The __correlation circle__ shows the correlation between the quantitative variables *(here gene levels)* and the PCA eigen vectors. Each transcipt is represented with an arrow. The end of the arrow indicates the correlation coefficient between the transcript and the two displayed components.

In [None]:
## Code cell 60 ##

# Correlation circle
# with the argument "contrib 10" you display the top 10 genes with the best correlations with axes 1 and 2

#pdf(file = "PCA_diab_contrib30.pdf")
FactoMineR::plot.PCA(PCAres, choix = "var", cex = 1, select = "contrib 10", unselect = 1)
#dev.off()

Same plot, using `factoextra`:

In [None]:
## Code cell 61 ##

factoextra::fviz_pca_var(PCAres, select.var = list(contrib = 10))
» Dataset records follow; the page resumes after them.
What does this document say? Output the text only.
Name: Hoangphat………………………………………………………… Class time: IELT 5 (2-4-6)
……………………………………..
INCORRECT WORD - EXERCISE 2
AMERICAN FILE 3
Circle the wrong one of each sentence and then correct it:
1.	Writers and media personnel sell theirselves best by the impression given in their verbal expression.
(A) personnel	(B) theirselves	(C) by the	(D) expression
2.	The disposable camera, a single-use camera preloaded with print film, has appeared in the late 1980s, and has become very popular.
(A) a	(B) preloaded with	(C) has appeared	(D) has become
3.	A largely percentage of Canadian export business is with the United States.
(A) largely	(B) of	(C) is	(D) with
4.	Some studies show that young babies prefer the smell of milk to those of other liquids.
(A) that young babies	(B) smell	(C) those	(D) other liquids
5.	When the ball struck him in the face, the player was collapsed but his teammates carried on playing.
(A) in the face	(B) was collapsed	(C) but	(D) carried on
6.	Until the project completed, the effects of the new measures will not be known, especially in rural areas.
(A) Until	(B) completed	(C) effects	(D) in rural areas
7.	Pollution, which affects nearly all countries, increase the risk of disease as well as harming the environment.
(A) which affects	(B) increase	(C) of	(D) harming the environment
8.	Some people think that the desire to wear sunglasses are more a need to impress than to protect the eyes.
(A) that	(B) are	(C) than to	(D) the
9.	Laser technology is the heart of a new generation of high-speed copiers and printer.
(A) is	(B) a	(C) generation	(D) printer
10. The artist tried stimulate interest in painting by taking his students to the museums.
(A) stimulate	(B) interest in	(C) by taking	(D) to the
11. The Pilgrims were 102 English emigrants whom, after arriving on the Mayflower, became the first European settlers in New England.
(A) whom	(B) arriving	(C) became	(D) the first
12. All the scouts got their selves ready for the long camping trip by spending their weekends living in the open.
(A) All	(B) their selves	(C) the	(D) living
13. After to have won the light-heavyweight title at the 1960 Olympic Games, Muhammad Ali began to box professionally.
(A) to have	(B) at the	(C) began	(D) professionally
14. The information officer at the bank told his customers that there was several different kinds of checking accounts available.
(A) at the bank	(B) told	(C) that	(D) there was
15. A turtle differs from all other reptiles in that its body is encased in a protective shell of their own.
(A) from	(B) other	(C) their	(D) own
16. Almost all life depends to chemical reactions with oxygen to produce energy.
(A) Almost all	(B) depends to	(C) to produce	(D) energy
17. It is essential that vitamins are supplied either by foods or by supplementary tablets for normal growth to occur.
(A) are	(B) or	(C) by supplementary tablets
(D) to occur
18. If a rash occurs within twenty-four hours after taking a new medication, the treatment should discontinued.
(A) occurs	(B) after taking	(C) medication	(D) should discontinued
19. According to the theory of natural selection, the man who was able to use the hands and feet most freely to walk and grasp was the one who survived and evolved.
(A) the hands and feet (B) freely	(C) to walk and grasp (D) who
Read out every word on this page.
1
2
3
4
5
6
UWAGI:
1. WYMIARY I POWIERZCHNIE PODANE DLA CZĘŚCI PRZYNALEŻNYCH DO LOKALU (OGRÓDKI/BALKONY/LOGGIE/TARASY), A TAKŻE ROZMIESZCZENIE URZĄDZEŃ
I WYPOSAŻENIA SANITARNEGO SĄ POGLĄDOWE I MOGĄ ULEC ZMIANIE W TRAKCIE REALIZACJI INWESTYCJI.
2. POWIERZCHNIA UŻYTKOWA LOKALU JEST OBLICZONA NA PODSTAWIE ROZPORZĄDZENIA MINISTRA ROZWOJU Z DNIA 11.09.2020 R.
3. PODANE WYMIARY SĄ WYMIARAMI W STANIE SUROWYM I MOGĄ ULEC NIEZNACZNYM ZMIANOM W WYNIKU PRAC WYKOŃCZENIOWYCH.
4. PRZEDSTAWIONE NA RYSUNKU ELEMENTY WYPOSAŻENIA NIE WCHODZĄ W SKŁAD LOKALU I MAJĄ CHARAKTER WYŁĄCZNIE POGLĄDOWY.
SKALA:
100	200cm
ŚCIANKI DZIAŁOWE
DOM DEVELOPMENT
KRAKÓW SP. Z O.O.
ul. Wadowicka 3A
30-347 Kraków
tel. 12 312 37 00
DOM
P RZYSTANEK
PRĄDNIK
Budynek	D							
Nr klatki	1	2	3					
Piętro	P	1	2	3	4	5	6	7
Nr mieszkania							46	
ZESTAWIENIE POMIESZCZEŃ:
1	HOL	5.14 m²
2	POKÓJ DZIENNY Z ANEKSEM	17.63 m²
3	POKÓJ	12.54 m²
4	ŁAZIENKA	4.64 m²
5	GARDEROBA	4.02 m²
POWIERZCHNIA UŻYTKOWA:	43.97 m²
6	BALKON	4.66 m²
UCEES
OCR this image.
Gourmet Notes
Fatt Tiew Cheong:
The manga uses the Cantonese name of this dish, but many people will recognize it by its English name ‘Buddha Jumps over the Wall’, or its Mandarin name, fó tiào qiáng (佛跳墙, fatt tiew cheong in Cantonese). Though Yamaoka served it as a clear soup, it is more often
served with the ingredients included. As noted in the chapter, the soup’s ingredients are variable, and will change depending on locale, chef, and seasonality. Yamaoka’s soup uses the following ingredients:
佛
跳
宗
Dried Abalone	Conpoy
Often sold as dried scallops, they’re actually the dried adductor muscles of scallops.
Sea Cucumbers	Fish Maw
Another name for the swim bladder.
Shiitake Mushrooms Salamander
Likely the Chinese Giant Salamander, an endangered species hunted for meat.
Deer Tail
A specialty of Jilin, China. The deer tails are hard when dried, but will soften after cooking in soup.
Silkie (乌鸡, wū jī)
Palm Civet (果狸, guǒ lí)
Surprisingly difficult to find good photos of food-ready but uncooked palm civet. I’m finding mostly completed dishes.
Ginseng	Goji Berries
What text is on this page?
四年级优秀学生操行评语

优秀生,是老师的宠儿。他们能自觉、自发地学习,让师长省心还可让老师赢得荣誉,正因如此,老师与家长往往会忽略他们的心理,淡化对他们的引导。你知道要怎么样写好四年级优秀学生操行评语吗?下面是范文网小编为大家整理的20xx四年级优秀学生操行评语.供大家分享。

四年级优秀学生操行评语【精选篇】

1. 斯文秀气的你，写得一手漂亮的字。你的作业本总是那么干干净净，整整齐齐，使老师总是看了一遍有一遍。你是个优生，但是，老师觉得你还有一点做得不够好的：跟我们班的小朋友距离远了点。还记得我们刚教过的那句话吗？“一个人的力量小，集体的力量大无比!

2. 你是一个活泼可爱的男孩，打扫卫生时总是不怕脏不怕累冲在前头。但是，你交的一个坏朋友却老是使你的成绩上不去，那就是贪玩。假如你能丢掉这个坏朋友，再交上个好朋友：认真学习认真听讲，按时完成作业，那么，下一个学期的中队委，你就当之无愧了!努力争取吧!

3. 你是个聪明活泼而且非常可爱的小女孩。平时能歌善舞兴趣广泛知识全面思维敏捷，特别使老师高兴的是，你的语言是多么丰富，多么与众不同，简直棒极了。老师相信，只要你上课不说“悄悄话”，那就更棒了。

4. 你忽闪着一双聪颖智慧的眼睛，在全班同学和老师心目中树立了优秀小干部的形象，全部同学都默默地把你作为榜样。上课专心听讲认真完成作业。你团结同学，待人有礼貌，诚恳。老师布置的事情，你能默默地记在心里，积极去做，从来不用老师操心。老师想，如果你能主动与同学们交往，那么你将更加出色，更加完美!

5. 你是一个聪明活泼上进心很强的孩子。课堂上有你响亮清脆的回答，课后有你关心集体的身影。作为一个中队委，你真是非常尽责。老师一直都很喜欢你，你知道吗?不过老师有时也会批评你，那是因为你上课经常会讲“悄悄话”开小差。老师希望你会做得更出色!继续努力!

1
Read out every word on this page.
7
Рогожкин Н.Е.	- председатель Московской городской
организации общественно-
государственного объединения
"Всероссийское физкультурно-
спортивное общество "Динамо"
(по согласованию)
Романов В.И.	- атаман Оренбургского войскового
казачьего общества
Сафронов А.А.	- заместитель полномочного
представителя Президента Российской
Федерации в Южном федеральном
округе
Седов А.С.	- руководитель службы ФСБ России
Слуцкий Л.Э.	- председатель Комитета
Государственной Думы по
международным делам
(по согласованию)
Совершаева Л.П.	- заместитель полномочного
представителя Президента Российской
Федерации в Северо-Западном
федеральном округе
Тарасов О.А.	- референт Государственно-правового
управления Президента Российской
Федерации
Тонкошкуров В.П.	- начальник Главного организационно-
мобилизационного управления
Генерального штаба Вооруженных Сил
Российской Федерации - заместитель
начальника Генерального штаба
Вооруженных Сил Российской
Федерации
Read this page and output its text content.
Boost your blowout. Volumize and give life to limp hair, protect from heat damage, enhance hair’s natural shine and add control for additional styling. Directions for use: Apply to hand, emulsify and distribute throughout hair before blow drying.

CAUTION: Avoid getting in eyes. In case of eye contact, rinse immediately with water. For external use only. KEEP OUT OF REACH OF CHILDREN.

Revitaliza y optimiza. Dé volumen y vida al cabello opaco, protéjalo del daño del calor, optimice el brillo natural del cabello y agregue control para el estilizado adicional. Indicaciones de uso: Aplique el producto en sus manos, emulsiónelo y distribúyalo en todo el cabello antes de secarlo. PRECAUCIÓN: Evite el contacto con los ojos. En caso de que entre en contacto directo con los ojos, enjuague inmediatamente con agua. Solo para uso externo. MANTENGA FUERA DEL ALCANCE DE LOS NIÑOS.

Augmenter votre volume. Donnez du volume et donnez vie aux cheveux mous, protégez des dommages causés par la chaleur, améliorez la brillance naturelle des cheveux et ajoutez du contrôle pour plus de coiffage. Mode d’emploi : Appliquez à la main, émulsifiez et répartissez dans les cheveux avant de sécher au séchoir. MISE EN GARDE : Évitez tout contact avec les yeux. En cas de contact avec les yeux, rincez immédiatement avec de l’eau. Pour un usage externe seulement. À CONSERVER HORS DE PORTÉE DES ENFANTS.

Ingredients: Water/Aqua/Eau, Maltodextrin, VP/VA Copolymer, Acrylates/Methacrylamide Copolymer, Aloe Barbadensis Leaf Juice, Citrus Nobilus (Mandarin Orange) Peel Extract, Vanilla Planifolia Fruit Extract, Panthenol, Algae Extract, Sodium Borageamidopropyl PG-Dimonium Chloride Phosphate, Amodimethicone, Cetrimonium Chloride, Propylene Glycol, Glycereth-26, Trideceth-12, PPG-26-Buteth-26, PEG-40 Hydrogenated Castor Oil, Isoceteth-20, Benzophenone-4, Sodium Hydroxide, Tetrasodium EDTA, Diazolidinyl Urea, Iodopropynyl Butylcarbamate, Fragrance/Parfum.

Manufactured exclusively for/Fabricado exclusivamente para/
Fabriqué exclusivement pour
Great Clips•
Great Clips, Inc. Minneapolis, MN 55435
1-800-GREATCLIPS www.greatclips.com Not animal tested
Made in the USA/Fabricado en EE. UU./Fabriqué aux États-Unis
One can decide to put a threshold on the level of correlation.

In [None]:
## Code cell 62 ##

factoextra::fviz_pca_var(PCAres, select.var = list(cos2 = 0.8))

- **Biplots of observations and variables**

A biplot allows to display simultaneoulsy the scatter plot (PCA plot) of observations (with the best labelling) and the variables mostly contributing to the displayed axes.   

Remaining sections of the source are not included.